Ele não chegou a sofrer fraturas, "apenas frosbite nos dedos das mãos e dos pés, mas nenhuma amputação", ressalta. Frosbite é o congelamento provocado pelo frio nas extremidades do corpo onde a circulação do sangue é menor, e que não raro levam montanhistas a perderem pedaços de dedos, nariz e orelhas.

Não tem mistério —mas também não é brincadeira

A quem pretende se dedicar ao montanhismo em sendas mais extremas, Moeses garante que "não há muito mistério, o ideal é começar devagar, com montanhas mais baixas, na casa dos 4 mil e 5 mil metros de altitude, e ir aumentando altitude e nível de dificuldade".

Se ele faz a coisa parecer tão simples, ressalta que é muito importante "ter bons mentores e guias de confiança, pessoas que tenham experiência com cada nível de montanha, para entender como cada região funciona e aprender a reconhecer a hora de parar, de voltar, de desistir de um cume". Mas, acima de tudo, ele considera essencial "ter determinação, preparo psicológico e humildade, a grande base de um verdadeiro montanhista".

Moeses, que é dono da agência Vertex Treks, que leva grupos a vários perfis de montanhas faz questão de ressalvar que, "embora as redes sociais acabem atraindo para as montanhas pessoas pouco preparadas física e psicologicamente (e isso é um problema para a pessoa e para seu grupo), montanhismo não é brincadeira".

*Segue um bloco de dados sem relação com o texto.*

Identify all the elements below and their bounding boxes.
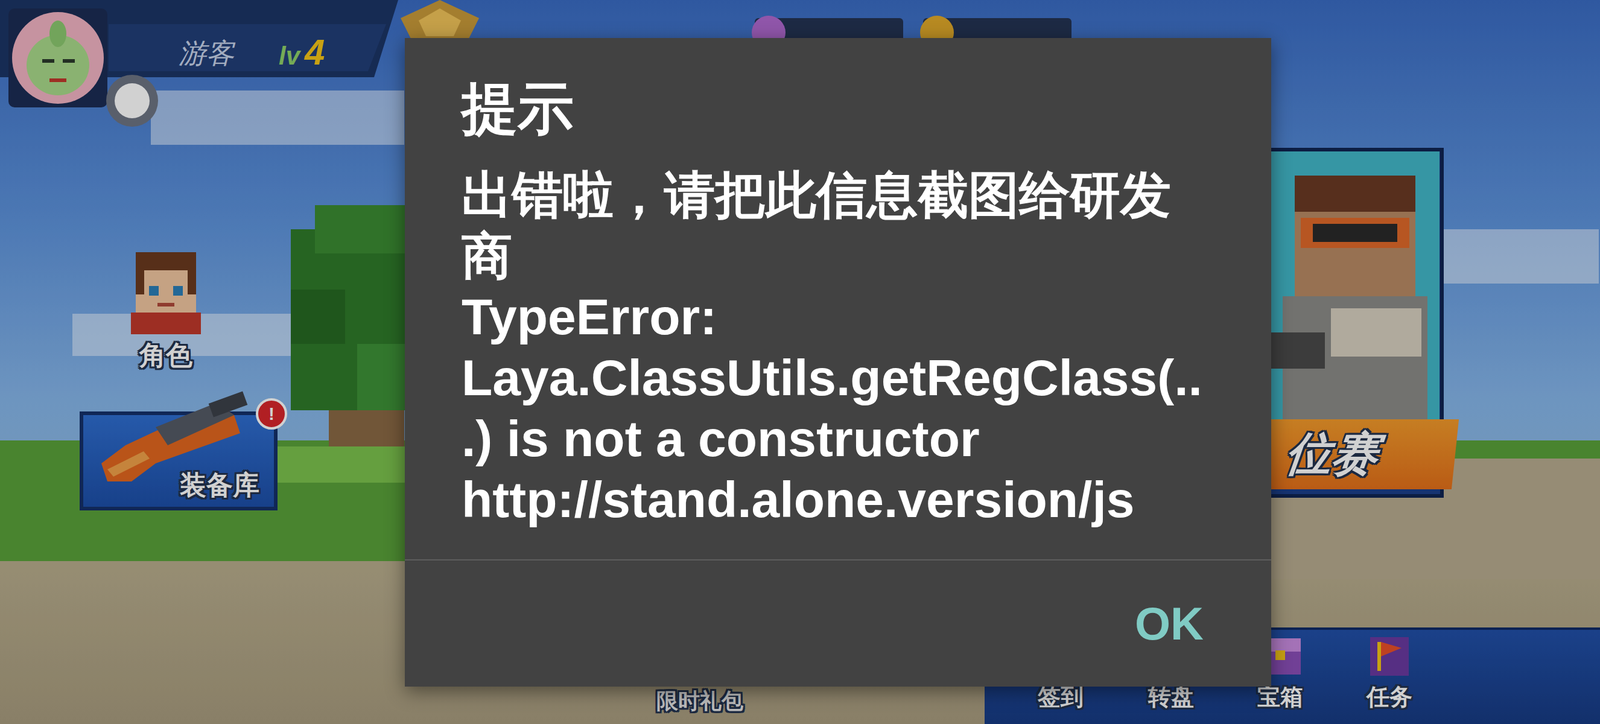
dialog-body: 提示出错啦，请把此信息截图给研发商TypeError: Laya.ClassUt… xyxy=(404,38,1272,560)
dialog-separator xyxy=(404,559,1272,561)
message-line: TypeError: Laya.ClassUtils.getRegClass(.… xyxy=(461,286,1215,531)
dialog-footer: OK xyxy=(404,560,1272,687)
error-dialog: 提示出错啦，请把此信息截图给研发商TypeError: Laya.ClassUt… xyxy=(404,38,1272,687)
ok-button[interactable]: OK xyxy=(1127,585,1211,662)
dialog-title: 提示 xyxy=(461,75,1215,143)
dialog-message: 出错啦，请把此信息截图给研发商TypeError: Laya.ClassUtil… xyxy=(461,164,1215,531)
message-line: 出错啦，请把此信息截图给研发商 xyxy=(461,164,1215,287)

"É claro que fatalidades acontecem", comenta. "Uma pessoa superexperiente pode sofrer um acidente, mas a vulnerabilidade é maior entre aventureiros inexperientes em busca de fotos bonitas, e há uma longa polêmica sobre se montanhas como as de mais de 8 mil metros devem ser lugares para pessoas só em busca de um feed bacana", acrescenta. Para ele, há 13 anos batendo pernas pelas montanhas, e guia de grupos com diferentes níveis de experiência, o mais importante é as pessoas estarem "em busca da verdadeira conexão com a natureza e com a expansão de si mesmo".

"Talvez você me questione se não dá para fazer as duas coisas", pondera, "e eu vou dizer que, sim, claro que dá. Só que não é o que estamos vendo nas montanhas nestes últimos tempos".